The Millennial Star

Reflections on Reading the Book of Mormon

A couple of days ago I finished reading the Book of Mormon, which I had started in October based on President Nelson’s challenge.

About a year ago I recall opining that the Book of Mormon peoples had a more complete version of the creation narrative, a narrative which was neutered by the Deuteronomists and then corrupted during the Babylonian captivity. At that time I was wondering if the fullness of that creation narrative, which we see in accounts canonized in the Pearl of Great Price and the temple endowment, could have been contained in the initial manuscript pages that have been lost.

During this reading, however, I realized the fullness of the creation narrative can be found scattered throughout the extant Book of Mormon, included as asides during doctrinal discussions about the purpose of this life and the need for a Redeemer.

Saving the 60 Billion

According to some estimates, roughly 60 billion humans have lived on this earth, including the ~7 billion that are alive at the moment.

If God’s plan includes offering redemption to all His children, how are the bulk of the 60 billion to be saved? As many cultures are lost to memory, we cannot do the work entirely by means of searching out the records. There must needs be a way to learn the identities of those memory has forgotten.

Reviewing the ministry of Jesus Christ in America, I was struck by the mention of the ministry the three disciples of Christ would perform in this world:

Therefore, great and marvelous works shall be wrought by them, before the great and coming day when all people must surely stand before the judgment-seat of Christ;

Yea even among the Gentiles shall there be a great and marvelous work wrought by them, before that judgment day. (3 Nephi 28: 31-32)

Despite scattered stories of how unknown individuals assisted people[ref]One such story (cited in Church manuals) tells of a man who visited residents of the valley of Heywood, pointing out scriptures in the Bible, days before John Morgan arrived in the valley, guided by a dream he had dreamed years earlier, before his baptism, see https://sites.google.com/site/johnhamiltonmorganfamily/sacred-experiences.[/ref], there has not yet been a great and marvelous work wrought by them to our knowledge. It seems to me that helping reveal the names and relationships of lost humanity would appropriately be a great and marvelous work to prepare for the judgment day.

Children of Abinadom

One of the delights in reading the Book of Mormon in company with millions of others was the synergy of insights. One sister explored for us what it meant that Laban had command of his fifty, yea even his ten thousand. Laban, she argued, was clearly a key military leader. Had he not been rendered unable to report, the armies of Jerusalem would have scoured the wilderness and eradicated Lehi and his family. On the other hand, the recent predations of Babylon and Assyria in the early reign of Zedekiah meant that the quality of remaining leadership in Jerusalem was sketchy.
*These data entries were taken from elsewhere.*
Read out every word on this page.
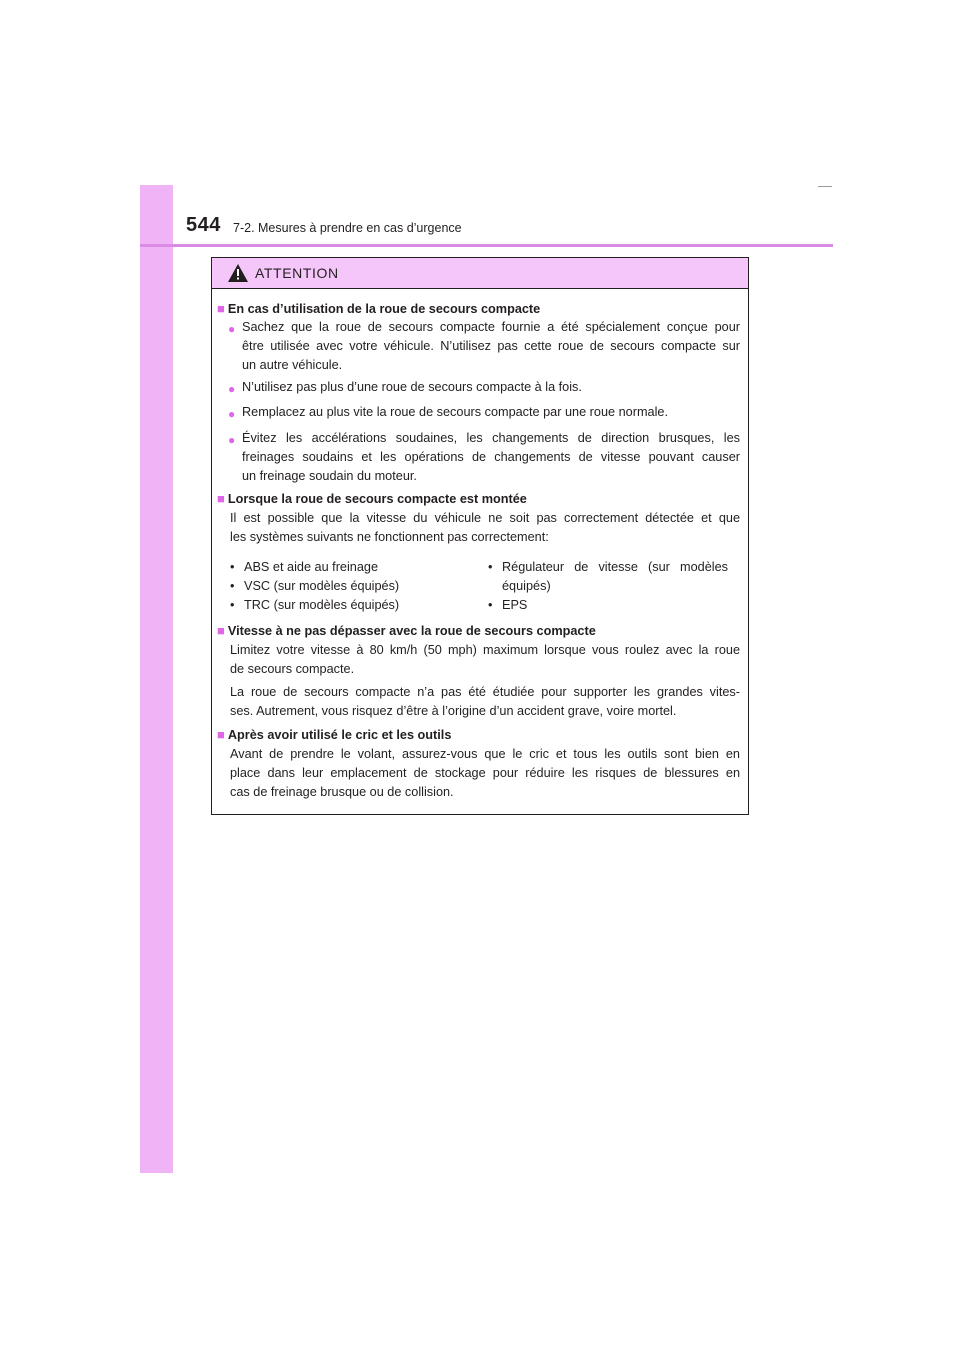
544 7-2. Mesures à prendre en cas d’urgence
ATTENTION
■ En cas d’utilisation de la roue de secours compacte
● Sachez que la roue de secours compacte fournie a été spécialement conçue pour
être utilisée avec votre véhicule. N’utilisez pas cette roue de secours compacte sur
un autre véhicule.
● N’utilisez pas plus d’une roue de secours compacte à la fois.
● Remplacez au plus vite la roue de secours compacte par une roue normale.
● Évitez les accélérations soudaines, les changements de direction brusques, les
freinages soudains et les opérations de changements de vitesse pouvant causer
un freinage soudain du moteur.
■ Lorsque la roue de secours compacte est montée
Il est possible que la vitesse du véhicule ne soit pas correctement détectée et que
les systèmes suivants ne fonctionnent pas correctement:
• ABS et aide au freinage
• VSC (sur modèles équipés)
• TRC (sur modèles équipés)
• Régulateur de vitesse (sur modèles
équipés)
• EPS
■ Vitesse à ne pas dépasser avec la roue de secours compacte
Limitez votre vitesse à 80 km/h (50 mph) maximum lorsque vous roulez avec la roue
de secours compacte.
La roue de secours compacte n’a pas été étudiée pour supporter les grandes vites-
ses. Autrement, vous risquez d’être à l’origine d’un accident grave, voire mortel.
■ Après avoir utilisé le cric et les outils
Avant de prendre le volant, assurez-vous que le cric et tous les outils sont bien en
place dans leur emplacement de stockage pour réduire les risques de blessures en
cas de freinage brusque ou de collision.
Another sister put forward the assertion that Abinadi was likely the brother (or at least close kin) to Amaleki, the final writer in the small plates of Nephi. Amaleki’s father was Abinadom, a name with strong similarity to Abinadi. Abinadi appears to have been an age peer to Amaleki. Of interest, Abish appears to have been a generation after Abinadi. This sister sent me a story of Amaleki and Abinadi as brothers, the ending revealing her conjectured link between Abinadi and Abish.

Secret Combinations

Now that I know more about what occurred in Nauvoo and earlier Church history, it struck me how the burnings and rapes and murders and betrayals in the Book of Mormon were parallels to the challenges faced by the Saints during Joseph’s lifetime. Had the Book of Mormon appeared in 1844, that would have appeared to be derivative. But as the Book of Mormon manuscript was completed in 1829, it raises the spectre that some of the challenges faced by Saints may have been inspired as critics perused the Book of Mormon.
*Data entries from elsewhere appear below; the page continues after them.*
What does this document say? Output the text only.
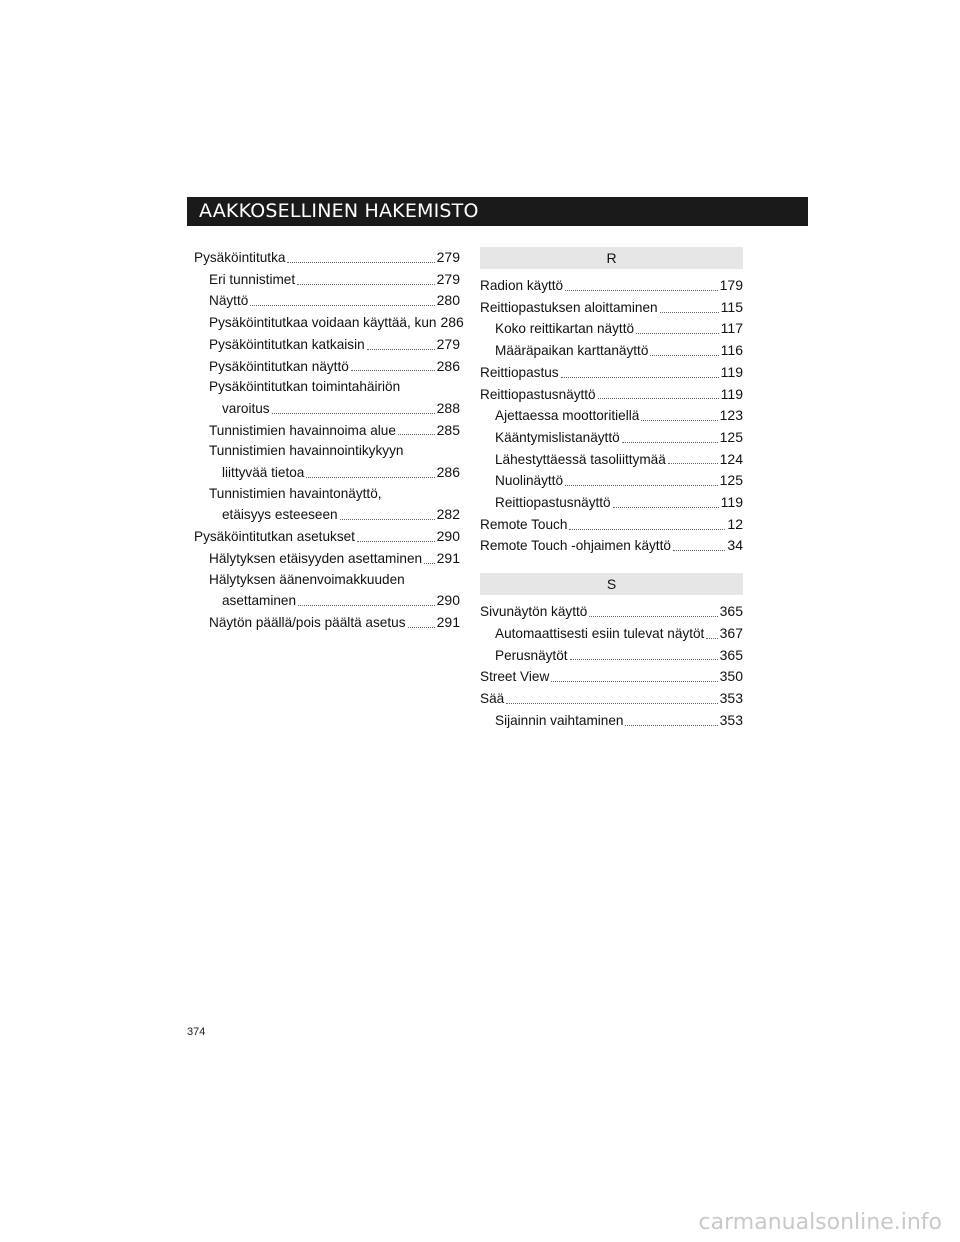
AAKKOSELLINEN HAKEMISTO
Pysäköintitutka	279
Eri tunnistimet	279
Näyttö	280
Pysäköintitutkaa voidaan käyttää, kun 286
Pysäköintitutkan katkaisin	279
Pysäköintitutkan näyttö	286
Pysäköintitutkan toimintahäiriön
varoitus	288
Tunnistimien havainnoima alue	285
Tunnistimien havainnointikykyyn
liittyvää tietoa	286
Tunnistimien havaintonäyttö,
etäisyys esteeseen	282
Pysäköintitutkan asetukset	290
Hälytyksen etäisyyden asettaminen 291
Hälytyksen äänenvoimakkuuden
asettaminen	290
Näytön päällä/pois päältä asetus 291
R
Radion käyttö	179
Reittiopastuksen aloittaminen	115
Koko reittikartan näyttö	117
Määräpaikan karttanäyttö	116
Reittiopastus	119
Reittiopastusnäyttö	119
Ajettaessa moottoritiellä	123
Kääntymislistanäyttö	125
Lähestyttäessä tasoliittymää	124
Nuolinäyttö	125
Reittiopastusnäyttö	119
Remote Touch	12
Remote Touch -ohjaimen käyttö	34
S
Sivunäytön käyttö	365
Automaattisesti esiin tulevat näytöt 367
Perusnäytöt	365
Street View	350
Sää	353
Sijainnin vaihtaminen	353
374
carmanualsonline.info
Certainly the corruptions in Nauvoo from 1841 through 1844 resemble the secret combinations described in the Book of Mormon.

Of course “secret combinations” are rife in our day. But I found it illuminating that the Book of Mormon would have provided Joseph and his peers a context for understanding the persecutions of their day.

Saints and Ministry

In light of the recent changes to focus on ministry and step back from calling ourselves by the name of a man (wonderful though Mormon was), it is interesting to see the language the Book of Mormon uses for believers in Christ and the work of succoring those around us.

Glancing through the Book of Mormon, the term “shepherd” refers exclusively to the Savior (though there are times when shepherd is mentioned as metaphor implying Christ less directly). Thus a reading of the Book of Mormon would not support use of “shepherd” or “shepherding” for us to use in our work with one another.

Ministry, on the other hand, is continually mentioned, as in “the work of the ministry.”

Obviously the Book of Mormon itself never refers to believers as “Mormons.” There are only two “Mormons” in the Book of Mormon: the prophet/general Mormon and his father, who was also named Mormon.

I’d be interested in hearing more of the insights you have had, reading through the Book of Mormon this fall.